After Israel was conquered by Assyria and the people taken away into exile, what happened to the capital city of Samaria and the rest of the country? The account in Second Kings 17 gives us the answer:
“The king of Assyria transported groups of people from Babylon, Cuthah, Avva, Hamath, and Sepharvaim and resettled them in the towns of Samaria, replacing the people of Israel. They took possession of Samaria and lived in its towns.
In town after town where they lived, they placed their idols at the pagan shrines that the people of Samaria had built. Those from Babylon worshiped idols of their god Succoth-benoth. Those from Cuthah worshiped their god Nergal. And those from Hamath worshiped Ashima. The Avvites worshiped their gods Nibhaz and Tartak. And the people from Sepharvaim even burned their own children as sacrifices to their gods Adrammelech and Anammelech.

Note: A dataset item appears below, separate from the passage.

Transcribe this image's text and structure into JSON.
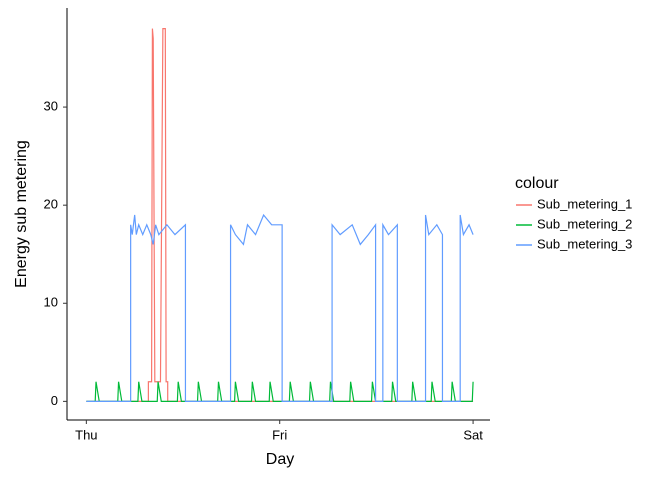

These new residents worshiped the Lord, but they also appointed from among themselves all sorts of people as priests to offer sacrifices at their places of worship. And though they worshiped the Lord, they continued to follow their own gods according to the religious customs of the nations from which they came. And this is still going on today. They continue to follow their former practices instead of truly worshiping the Lord and obeying the decrees, regulations, instructions, and commands He gave the descendants of Jacob, whose name He changed to Israel.
For the Lord had made a covenant with the descendants of Jacob and commanded them: ‘Do not worship any other gods or bow before them or serve them or offer sacrifices to them. But worship only the Lord, who brought you out of Egypt with great strength and a powerful arm. Bow down to Him alone, and offer sacrifices only to Him. Be careful at all times to obey the decrees, regulations, instructions, and commands that He wrote for you. You must not worship other gods. Do not forget the covenant I made with you, and do not worship other gods. You must worship only the Lord your God. He is the One who will rescue you from all your enemies.’

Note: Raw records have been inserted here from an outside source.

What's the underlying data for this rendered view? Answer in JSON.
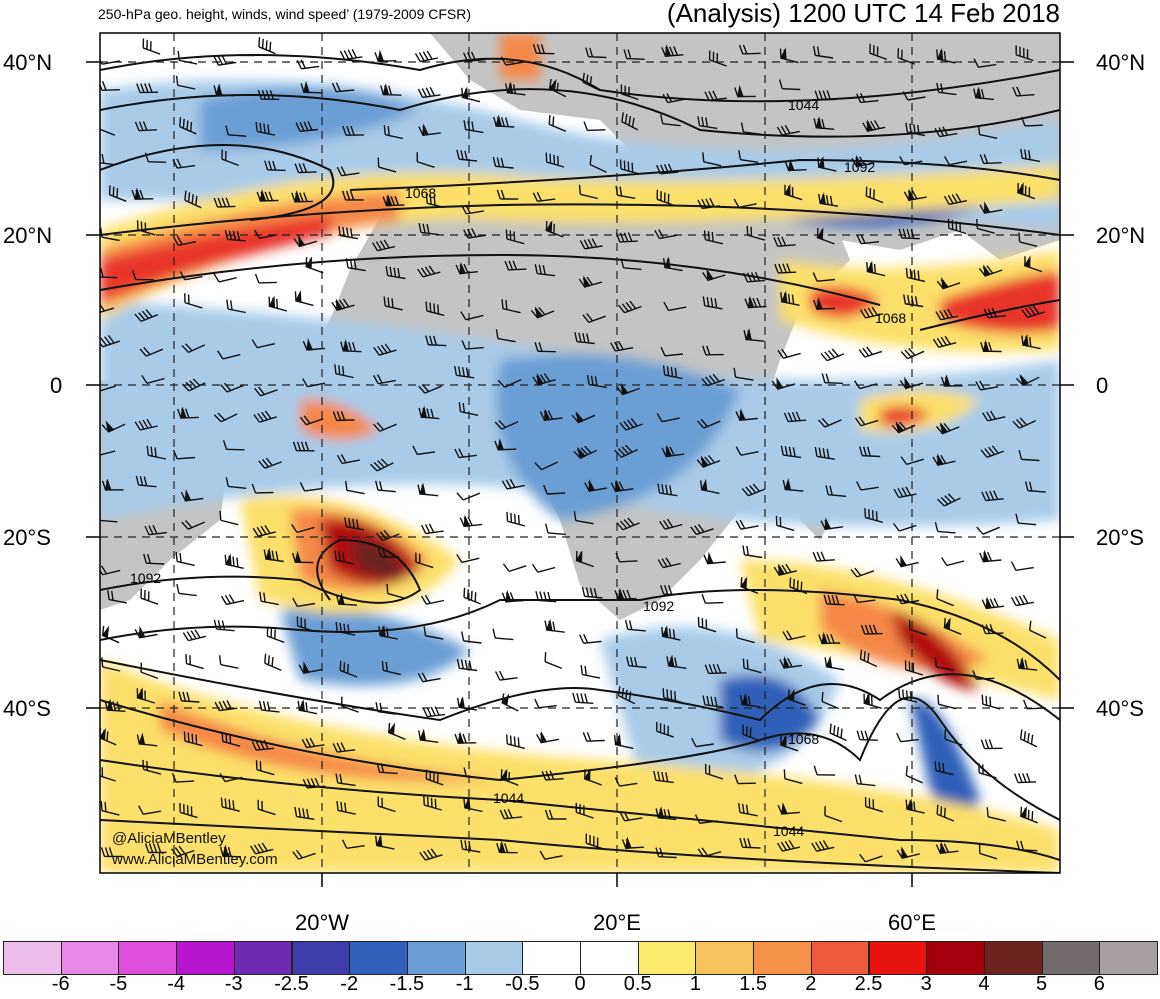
{
  "header": {
    "left_title": "250-hPa geo. height, winds, wind speed’ (1979-2009 CFSR)",
    "right_title": "(Analysis) 1200 UTC 14 Feb 2018"
  },
  "map": {
    "lat_labels": [
      "40°N",
      "20°N",
      "0",
      "20°S",
      "40°S"
    ],
    "lon_labels": [
      "20°W",
      "20°E",
      "60°E"
    ],
    "contour_labels": [
      "1044",
      "1068",
      "1092",
      "1068",
      "1092",
      "1092",
      "1068",
      "1044",
      "1044"
    ],
    "credit_line1": "@AliciaMBentley",
    "credit_line2": "www.AliciaMBentley.com",
    "colors": {
      "land": "#c4c4c4",
      "jet_core": "#b30f0f",
      "jet_strong": "#e8342b",
      "jet_mid": "#f4884a",
      "jet_weak": "#fde06b",
      "neg_weak": "#a9cbe8",
      "neg_mid": "#6b9fd6",
      "neg_strong": "#2f61b8"
    }
  },
  "colorbar": {
    "labels": [
      "-6",
      "-5",
      "-4",
      "-3",
      "-2.5",
      "-2",
      "-1.5",
      "-1",
      "-0.5",
      "0",
      "0.5",
      "1",
      "1.5",
      "2",
      "2.5",
      "3",
      "4",
      "5",
      "6"
    ],
    "colors": [
      "#ecbde9",
      "#e888e6",
      "#dc4fdb",
      "#b516ce",
      "#6f2bb4",
      "#3f3daa",
      "#2f61b8",
      "#6b9fd6",
      "#a9cbe8",
      "#ffffff",
      "#ffffff",
      "#fde96b",
      "#f7c35c",
      "#f4924a",
      "#ee5b3c",
      "#e8140f",
      "#a3000b",
      "#6c2320",
      "#736b6b",
      "#a8a0a0"
    ]
  }
}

But the people would not listen and continued to follow their former practices. So while these new residents worshiped the Lord, they also worshiped their idols. And to this day their descendants do the same” (II Kings 17:24, 29b-40).
The name of the capital city became the name by which the whole region was known: Samaria. Inscriptions found among Assyrian ruins indicate that just over 27,000 people were taken into exile, most likely the priests and more prominent Israelites. Peoples from other conquered countries were brought into Samaria and from them the Israelites who were left behind learned even more forms of idolatry.
“These new residents worshiped the Lord, but they also…” Now there’s a familiar tune. The people of Israel had already been worshiping false gods in addition to the One True God. The newcomers were doing likewise, plus adding their own heathen idols to the mix.
But before we come down on them too hard, look around. Today we have a lot of “Jesus plus” religions. They include Him as a part of their belief system – as a prophet or even as a son of God, but not as God’s Only Son. Paul dealt with this himself, admonishing the Corinthians: “There is only one Lord, Jesus Christ, through whom God made everything and through whom we have been given life” (I Corinthians 8:6b).
It is only through faith in Jesus Christ that any person experiences true life.